The GTX 1070 was in the upper tier of gaming GPUs when it was released, categorized as high-end on Wikipedia. Most people wouldn’t be able to justify the cost of its kind of performance until years later, even if the next thing didn’t happen…
It’s still 9 years old.
About half that long ago, GPU prices tripled, and prices are still absurdly elevated today even adjusting for high inflation. This has significantly delayed a lot of peoples’ normal upgrade cycles, so your 9-year-old GPU is effectively more like a 4-year-old GPU with respect to affordable upgrade path.
a) This isn’t Remedy’s fault.
b) The card is still 9 years old.
c) You can still play the game with a 9 year old GPU
Back when that card was new, running a first-person game at 60fps 1080p was mainstream and not particularly impressive. That level of performance is mediocre-to-weak today
That wasn’t my experience in 2016 when I was rocking an HD 7850, and getting less than 60fps at 1080p for FPS’s in 2016, a card that would have only been 4 years old at the time (and technically worse than what was in the PS4).

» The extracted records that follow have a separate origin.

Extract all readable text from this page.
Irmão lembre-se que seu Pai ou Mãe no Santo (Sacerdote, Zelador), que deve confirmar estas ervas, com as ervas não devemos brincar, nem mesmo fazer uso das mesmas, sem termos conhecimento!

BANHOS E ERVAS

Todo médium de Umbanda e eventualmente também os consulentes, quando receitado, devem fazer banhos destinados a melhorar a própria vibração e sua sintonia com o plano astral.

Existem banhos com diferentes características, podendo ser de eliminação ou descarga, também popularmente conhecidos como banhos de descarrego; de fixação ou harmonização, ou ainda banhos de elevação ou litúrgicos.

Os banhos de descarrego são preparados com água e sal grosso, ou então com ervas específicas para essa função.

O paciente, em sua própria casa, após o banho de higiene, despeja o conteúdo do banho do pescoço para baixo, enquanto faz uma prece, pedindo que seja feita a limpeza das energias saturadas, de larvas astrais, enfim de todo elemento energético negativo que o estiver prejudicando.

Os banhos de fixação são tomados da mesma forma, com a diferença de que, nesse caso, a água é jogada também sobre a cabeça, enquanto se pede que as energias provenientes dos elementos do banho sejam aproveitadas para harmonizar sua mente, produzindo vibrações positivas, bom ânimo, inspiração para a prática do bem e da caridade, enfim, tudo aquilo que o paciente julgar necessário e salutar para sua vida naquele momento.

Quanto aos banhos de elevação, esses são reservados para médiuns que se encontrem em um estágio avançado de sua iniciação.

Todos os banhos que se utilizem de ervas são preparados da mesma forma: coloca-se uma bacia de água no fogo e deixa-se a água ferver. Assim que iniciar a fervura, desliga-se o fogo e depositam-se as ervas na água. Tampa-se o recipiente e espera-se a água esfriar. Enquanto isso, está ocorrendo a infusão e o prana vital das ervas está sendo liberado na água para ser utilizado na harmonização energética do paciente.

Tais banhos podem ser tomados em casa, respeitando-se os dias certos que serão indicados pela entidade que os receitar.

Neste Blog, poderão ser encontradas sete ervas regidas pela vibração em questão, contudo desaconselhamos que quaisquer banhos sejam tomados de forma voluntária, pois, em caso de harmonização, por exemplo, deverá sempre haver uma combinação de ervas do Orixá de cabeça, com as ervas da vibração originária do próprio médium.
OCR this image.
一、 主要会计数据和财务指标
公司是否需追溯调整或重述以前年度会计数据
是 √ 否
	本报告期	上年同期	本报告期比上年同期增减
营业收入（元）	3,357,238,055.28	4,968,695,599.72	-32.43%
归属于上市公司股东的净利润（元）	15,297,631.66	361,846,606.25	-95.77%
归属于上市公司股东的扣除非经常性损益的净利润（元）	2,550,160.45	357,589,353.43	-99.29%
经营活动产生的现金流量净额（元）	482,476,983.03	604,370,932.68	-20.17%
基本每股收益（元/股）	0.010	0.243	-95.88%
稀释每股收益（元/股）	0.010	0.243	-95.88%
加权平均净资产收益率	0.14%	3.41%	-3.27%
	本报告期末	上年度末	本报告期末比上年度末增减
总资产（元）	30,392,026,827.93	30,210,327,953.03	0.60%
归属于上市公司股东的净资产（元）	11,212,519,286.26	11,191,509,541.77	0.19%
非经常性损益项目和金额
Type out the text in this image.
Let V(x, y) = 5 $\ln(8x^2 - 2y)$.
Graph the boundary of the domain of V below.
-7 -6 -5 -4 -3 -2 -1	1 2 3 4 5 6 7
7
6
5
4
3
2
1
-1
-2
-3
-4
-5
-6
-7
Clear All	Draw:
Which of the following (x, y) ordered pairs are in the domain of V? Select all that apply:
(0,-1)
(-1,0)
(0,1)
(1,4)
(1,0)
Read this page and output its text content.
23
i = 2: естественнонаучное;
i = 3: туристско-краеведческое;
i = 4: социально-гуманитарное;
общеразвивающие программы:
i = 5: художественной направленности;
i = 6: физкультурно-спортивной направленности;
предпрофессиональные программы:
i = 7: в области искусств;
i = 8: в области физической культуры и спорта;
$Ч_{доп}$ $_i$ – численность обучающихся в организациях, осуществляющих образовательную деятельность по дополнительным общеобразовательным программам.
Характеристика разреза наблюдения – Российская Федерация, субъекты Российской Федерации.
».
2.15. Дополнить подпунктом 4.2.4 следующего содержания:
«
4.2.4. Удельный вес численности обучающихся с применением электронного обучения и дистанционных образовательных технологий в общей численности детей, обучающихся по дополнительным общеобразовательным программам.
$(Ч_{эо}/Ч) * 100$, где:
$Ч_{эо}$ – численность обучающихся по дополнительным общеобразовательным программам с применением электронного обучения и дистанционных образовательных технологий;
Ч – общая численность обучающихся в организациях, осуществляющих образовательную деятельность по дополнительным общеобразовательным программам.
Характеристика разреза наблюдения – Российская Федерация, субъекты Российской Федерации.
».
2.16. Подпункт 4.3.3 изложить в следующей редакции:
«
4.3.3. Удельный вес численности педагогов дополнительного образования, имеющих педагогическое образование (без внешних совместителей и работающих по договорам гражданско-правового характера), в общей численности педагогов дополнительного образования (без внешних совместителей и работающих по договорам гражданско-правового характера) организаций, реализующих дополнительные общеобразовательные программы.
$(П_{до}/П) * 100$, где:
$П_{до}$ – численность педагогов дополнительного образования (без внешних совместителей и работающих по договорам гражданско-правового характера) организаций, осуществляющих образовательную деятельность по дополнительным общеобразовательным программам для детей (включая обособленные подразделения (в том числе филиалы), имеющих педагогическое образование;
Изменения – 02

(And by the way, the other GPU they mention is only 5 years old.)
It’s still 9 years old.
a) This isn’t Remedy’s fault.
b) The card is still 9 years old.
c) You can still play the game with a 9 year old GPU
That wasn’t my experience in 2016 when I was rocking an HD 7850, and getting less than 60fps at 1080p for FPS’s in 2016, a card that would have only been 4 years old at the time (and technically worse than what was in the PS4).
And about 15 percent more performant than the GTX 1070. With an MSRP about $100 less than it, and it being considered midrange.
Also, none of that really answers my question: What performance were you hoping that this GPU + CPU combo would give you?